I spent most of last week in New York City, visiting my mother and daughter and seeing four shows — one off-Broadway, three on Broadway shows. Here’s my review of one of them.
“The Curious Incident Of The Dog In The Night-Time” is about Christopher Boone, a 15-year-old English boy with Asperger’s Syndrome (or something similar along the autism spectrum; the play doesn’t explain which) and a penchant for mathematics, who discovers that his neighbor’s dog has been killed. He sets out to investigate and we meet his parents, neighbors, teacher, and other characters in Christopher’s life.
Christopher is played by Tyler Lea (who had just taken over the role after the departure of Tony winner Alex Sharp the previous day) and his performance is astounding.
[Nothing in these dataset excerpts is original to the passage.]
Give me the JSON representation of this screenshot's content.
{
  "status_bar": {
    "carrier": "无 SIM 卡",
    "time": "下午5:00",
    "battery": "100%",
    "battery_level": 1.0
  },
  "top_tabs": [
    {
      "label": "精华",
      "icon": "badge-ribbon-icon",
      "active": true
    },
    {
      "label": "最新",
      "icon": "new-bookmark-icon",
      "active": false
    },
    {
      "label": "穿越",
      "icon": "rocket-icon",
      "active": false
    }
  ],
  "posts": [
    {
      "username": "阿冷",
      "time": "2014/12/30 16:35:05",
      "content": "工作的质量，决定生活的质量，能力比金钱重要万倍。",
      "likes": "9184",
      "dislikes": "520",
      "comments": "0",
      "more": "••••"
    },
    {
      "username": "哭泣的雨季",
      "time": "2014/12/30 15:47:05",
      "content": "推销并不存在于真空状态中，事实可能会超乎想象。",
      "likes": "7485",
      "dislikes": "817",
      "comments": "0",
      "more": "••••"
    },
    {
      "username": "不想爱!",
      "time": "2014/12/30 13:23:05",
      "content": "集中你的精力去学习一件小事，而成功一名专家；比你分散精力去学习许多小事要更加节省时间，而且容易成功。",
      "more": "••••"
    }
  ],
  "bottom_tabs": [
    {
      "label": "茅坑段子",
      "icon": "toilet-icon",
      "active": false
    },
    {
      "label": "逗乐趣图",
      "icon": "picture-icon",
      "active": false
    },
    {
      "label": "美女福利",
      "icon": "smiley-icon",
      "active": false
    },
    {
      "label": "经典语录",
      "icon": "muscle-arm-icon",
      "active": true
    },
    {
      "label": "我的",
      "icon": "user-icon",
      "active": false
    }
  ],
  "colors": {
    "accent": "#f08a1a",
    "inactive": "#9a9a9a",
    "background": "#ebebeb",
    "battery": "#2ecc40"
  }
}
He’s onstage for the entire production, creating a character that’s simultaneously endearing and infuriating. And for much of the first act, Christopher is also assembling a model train set over a large expanse of the stage floor, collecting tracks and miniature houses and trees from cabinets built into the walls. I remember from my youth how frustrating it was to put those track pieces together and get the train to run smoothly over them. I can’t imagine having to do that while playing the protagonist in a Broadway production, but Lea pulls it off perfectly.
The nine other members of the cast are very good, too. There are several long stretches where they sit off to the side while Christopher interacts with one or more of them, and times when they leave the stage completely. But when they’re in the midst of the action in character, or serving as the mechanisms for Christopher’s imagination to help him become an astronaut who walks on the walls, or a plane flying above his hometown, or acting as the floor mat he wipes his feet on or the bowl where he places his keys, they serve as a superb support system in furthering the story.
Since “The Curious Incident” won the Tony for Best Play this year, there will probably be productions put on across the country eventually, but they will need to devise a new production design system to make it work as well as it does at the Barrymore Theater. Those walls, and the floor, look like a giant graph on a blackboard that Christopher draws on with chalk. There’s also a high-tech projection and lighting system that adds other effects to what is otherwise a minimal set. The effects design is dazzling, as we move from Christopher’s home to the neighborhood to a tube station to a train to London. Any attempt I’d make at explaining further wouldn’t come close to giving you a sense of how the stage itself becomes a character in the play.
“The Curious Incident,” based on the novel by Mark Haddon, is a unique and thoroughly enjoyable theatrical experience.